Le plan de relance présenté par Nicolas Sarkozy le 4 décembre ne mérite pas de longs commentaires. Dès le lendemain, tout était dit : un gros chiffre a été lancé mais on a additionné des remboursements de dettes de l’administration, des programmes déjà décidés et, in fine, des aides à l’automobile et à l’immobilier, une incitation à l’emploi, une obole pour les plus pauvres.

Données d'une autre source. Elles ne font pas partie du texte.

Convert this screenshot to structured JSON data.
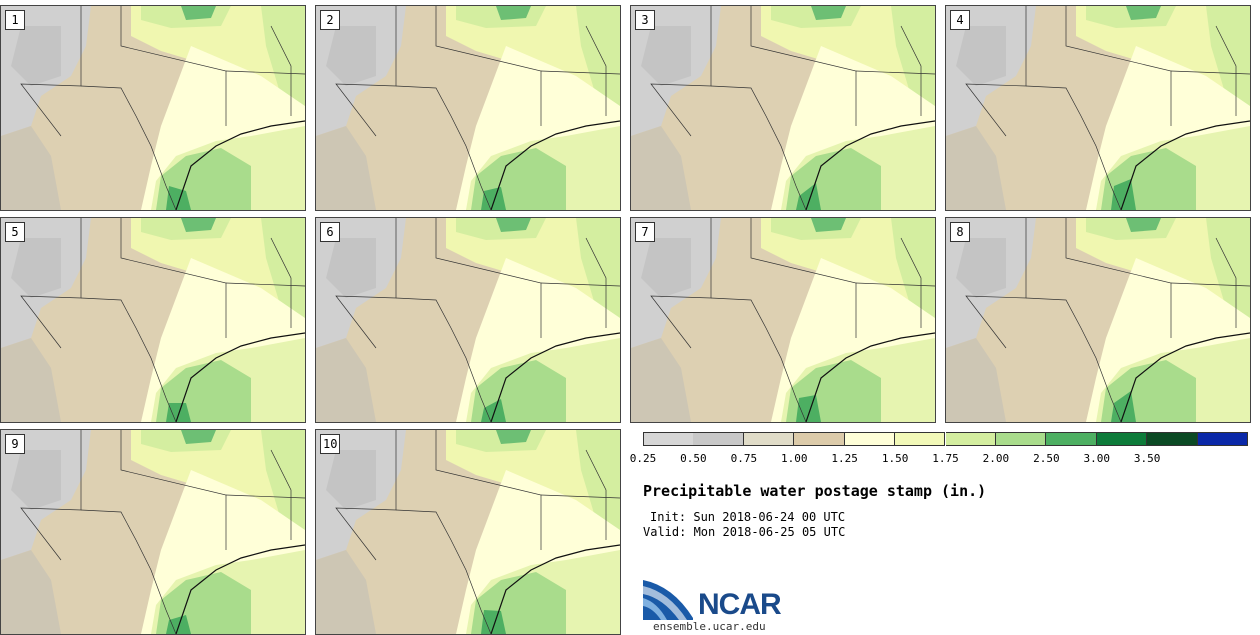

C’est mieux que rien… Mais on se contente de colmater des brèches sans comprendre que nous sommes entrés dans une période d’effondrement généralisé. Pour l’affronter, il nous faut une analyse globale de la crise et une théorie générale en vue d’une nouvelle politique économique et sociale : secteurs à nationaliser, stratégie des investissements publics, effacement des dettes des ménages modestes, tarif extérieur commun, contrôle étatique de l’arme monétaire, hausse massive des salaires, plan de développement (1) concerté avec nos partenaires du continent européen…

Cette analyse globale de la crise, nous en disposons. Cette théorie générale, nous la connaissons. Nos propres propositions en procèdent et s’inscrivent dans un projet commun formulé avant la crise et précisé depuis qu’elle a éclaté par Jean-Luc Gréau, Jacques Sapir, Emmanuel Todd et par des dizaines d’économistes qui travaillent selon l’impulsion keynésienne.

Cette société de pensée n’a pas de nom et c’est bien ainsi : il serait réducteur de l’enfermer dans le petit catéchisme interventionniste qui devient à la mode dans la grande presse ou dans le courant régulationniste qui charrie le meilleur et le pire. Elle n’a pas non plus d’organigramme ni de contours politique précis ce qui lui permet de diffuser largement ses propositions. Elle n’a pas besoin de techniciens de la communication : pour ne pas perdre entièrement leur crédit, les grands médias seront de plus en plus obligés de donner la parole à ses animateurs.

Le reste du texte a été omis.